Он отдернул со стола рушник, под которым обнаружилась краюха свежего домашнего хлеба, пяток яиц и молодой, в мундирах, картофель. Верес перевел взгляд с фотографий, на которых тщетно пытался найти Полину, на хлеб, и посмотрел так пристально, что старик, закашлявшись, рассмеялся приятным низким смехом:
- Что удивляешься, служивый? Хлеб это. Где не сей, там и вырастет. Любит он руки людские, если с любовью растить, то и радиация ему не страшна, растет-колосится. Поле вручную вскапывать приходится, времени занимает много, но зато земля щедро вскормлена потом. Особо мне спешить некуда, время есть, а работа, так я всю жизнь хлеб сеял, растил.
- Целое поле? Так тут лишь лес да болота.
- Дальше – старик махнул рукой - есть поле. Старое, заброшенное. Я вскопал, сколько мне надобно и сею. Человеку без работы нельзя. Пока человек работает, он живет, а как только станешь к болячкам прислушиваться, враз одолевают.
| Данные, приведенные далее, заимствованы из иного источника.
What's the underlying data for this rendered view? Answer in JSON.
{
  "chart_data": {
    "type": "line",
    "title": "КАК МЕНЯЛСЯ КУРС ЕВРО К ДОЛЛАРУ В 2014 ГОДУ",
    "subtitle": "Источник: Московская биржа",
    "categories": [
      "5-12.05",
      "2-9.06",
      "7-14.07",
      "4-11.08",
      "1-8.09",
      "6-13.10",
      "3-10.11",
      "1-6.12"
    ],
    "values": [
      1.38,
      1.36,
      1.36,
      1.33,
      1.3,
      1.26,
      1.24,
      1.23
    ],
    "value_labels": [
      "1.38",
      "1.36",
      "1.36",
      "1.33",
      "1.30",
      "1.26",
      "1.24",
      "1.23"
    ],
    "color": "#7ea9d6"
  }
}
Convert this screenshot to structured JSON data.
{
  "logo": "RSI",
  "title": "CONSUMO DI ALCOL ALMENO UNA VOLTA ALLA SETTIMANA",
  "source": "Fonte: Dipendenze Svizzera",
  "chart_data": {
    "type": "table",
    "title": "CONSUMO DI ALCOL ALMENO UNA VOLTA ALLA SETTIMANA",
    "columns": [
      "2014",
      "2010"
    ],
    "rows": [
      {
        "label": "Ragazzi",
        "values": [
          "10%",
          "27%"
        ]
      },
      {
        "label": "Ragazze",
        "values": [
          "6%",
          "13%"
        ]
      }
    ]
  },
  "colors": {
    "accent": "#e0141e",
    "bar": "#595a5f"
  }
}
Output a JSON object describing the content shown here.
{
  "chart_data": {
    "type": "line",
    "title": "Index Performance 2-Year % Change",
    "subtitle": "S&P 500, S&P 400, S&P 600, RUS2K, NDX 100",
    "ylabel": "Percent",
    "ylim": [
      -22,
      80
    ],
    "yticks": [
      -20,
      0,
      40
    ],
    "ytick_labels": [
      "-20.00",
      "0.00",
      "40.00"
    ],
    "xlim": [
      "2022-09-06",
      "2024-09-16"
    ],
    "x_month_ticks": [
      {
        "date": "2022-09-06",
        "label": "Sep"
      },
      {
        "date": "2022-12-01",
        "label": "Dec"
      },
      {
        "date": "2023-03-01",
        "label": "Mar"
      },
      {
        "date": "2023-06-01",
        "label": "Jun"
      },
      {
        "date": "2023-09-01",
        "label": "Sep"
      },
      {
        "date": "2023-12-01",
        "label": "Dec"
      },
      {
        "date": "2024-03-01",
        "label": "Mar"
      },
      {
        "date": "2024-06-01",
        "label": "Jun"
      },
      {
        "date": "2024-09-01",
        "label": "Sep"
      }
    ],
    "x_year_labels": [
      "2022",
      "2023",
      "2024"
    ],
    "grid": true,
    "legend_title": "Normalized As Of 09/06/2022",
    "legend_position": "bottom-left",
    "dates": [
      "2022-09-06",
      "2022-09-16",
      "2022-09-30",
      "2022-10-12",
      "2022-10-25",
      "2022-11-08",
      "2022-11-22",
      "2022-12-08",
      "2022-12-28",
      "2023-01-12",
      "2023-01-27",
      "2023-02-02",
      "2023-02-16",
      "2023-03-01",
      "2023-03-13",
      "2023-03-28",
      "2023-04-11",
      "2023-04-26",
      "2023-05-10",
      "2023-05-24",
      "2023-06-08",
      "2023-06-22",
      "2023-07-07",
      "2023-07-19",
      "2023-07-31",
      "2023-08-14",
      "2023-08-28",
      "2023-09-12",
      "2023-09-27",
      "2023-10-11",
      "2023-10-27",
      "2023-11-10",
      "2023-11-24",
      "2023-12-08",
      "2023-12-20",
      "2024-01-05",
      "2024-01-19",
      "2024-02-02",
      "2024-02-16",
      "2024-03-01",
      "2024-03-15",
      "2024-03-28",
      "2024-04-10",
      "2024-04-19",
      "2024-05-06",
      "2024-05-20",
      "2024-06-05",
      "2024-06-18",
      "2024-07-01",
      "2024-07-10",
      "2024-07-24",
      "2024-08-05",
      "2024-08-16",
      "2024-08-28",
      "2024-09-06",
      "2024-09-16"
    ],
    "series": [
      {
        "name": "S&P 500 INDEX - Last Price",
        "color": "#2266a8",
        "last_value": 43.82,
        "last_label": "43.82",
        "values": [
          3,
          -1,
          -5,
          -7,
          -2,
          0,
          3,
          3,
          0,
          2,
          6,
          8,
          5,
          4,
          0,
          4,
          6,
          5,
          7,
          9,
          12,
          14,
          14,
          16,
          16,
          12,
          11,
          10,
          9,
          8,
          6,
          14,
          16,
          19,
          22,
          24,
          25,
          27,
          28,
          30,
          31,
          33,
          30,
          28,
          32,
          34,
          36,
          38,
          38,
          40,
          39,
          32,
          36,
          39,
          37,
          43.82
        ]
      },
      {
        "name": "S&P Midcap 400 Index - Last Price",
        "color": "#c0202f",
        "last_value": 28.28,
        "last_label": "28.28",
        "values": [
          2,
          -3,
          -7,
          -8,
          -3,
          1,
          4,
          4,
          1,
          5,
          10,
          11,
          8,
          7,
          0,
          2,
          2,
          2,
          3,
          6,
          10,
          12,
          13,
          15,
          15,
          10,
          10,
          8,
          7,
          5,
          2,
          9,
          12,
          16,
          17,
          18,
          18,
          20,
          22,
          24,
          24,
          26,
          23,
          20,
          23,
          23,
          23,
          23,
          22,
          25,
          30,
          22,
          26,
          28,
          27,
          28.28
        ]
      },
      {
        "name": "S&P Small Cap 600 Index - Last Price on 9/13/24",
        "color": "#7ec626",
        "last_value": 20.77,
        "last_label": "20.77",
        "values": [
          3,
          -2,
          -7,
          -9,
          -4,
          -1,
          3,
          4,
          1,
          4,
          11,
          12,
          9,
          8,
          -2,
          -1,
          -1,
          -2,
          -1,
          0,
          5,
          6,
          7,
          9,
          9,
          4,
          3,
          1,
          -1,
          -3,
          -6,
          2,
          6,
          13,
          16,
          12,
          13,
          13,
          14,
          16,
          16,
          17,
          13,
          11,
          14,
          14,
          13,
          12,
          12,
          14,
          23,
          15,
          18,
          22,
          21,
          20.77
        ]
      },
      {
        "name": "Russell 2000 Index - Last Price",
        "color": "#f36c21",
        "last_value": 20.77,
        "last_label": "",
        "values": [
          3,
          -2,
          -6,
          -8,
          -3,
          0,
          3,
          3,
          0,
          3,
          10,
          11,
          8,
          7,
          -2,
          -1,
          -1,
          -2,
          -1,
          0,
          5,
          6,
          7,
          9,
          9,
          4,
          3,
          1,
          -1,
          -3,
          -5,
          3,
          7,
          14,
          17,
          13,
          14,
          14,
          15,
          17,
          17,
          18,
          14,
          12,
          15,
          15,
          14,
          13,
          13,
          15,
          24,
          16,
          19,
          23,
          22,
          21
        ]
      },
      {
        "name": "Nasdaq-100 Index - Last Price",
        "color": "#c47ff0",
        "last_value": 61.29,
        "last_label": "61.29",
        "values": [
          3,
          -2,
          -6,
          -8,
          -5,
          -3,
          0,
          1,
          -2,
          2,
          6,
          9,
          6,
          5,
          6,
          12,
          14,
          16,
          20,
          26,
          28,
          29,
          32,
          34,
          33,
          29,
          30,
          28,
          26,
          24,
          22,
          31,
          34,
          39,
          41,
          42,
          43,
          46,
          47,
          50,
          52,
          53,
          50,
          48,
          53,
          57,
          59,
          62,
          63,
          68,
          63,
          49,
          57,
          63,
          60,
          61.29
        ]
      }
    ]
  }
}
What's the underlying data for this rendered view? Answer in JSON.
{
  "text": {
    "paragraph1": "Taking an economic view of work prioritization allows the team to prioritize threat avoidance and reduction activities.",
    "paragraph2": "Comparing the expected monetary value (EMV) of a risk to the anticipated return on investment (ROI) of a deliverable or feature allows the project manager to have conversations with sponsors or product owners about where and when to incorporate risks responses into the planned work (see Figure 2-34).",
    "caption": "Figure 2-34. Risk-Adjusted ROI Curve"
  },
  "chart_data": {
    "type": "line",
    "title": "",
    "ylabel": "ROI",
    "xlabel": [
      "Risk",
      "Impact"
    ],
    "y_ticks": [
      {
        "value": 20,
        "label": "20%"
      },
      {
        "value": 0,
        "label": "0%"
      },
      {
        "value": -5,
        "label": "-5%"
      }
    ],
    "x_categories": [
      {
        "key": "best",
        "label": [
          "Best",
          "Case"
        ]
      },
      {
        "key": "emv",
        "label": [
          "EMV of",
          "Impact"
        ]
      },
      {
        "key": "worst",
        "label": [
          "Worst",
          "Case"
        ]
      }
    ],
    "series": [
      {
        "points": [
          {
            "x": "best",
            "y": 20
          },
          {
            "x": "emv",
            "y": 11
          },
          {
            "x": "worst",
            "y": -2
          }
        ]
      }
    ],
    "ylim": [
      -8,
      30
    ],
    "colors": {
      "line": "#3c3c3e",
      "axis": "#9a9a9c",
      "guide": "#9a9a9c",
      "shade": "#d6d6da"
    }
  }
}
- Извините, что не по имени, но сам один… в Зоне…
- Что же это – засуетился старик, подсовывая картофель – совсем забылся да одичал. Какая надобность Жучке называть меня по имени? Вот только она и осталась, с ней и доживаю. Андрей Гордеич я. Теперь сюда ведь никто не заходит, хотя даже после эвакуации люди были, почитай одни старики. Но, бывало, и молодежь раньше приходила, кто из стертых.
- Стертых? – Верес бросил взгляд Полину, что закатав рукава набросала в плиту тонких полен и чиркнула зажигалкой разжигая огонь. Андрей Гордеич встал и направился к двери:
- Пока Полинка тут куховарит, пошли служивый, погуторим на улице, не будем ей мешать.
- Извините, я и сам забыл представиться - я Верес.
- Имя что ли? Чудное имя – старик вышел и комнату залил приглушенный зеленью свет.
- Скорее позывной – разведчик устроился возле него на жалобно скрипнувших ступеньках и достал сигареты. При их виде Гордеич довольно крякнул, и Верес спешно протянул ему открытую пачку.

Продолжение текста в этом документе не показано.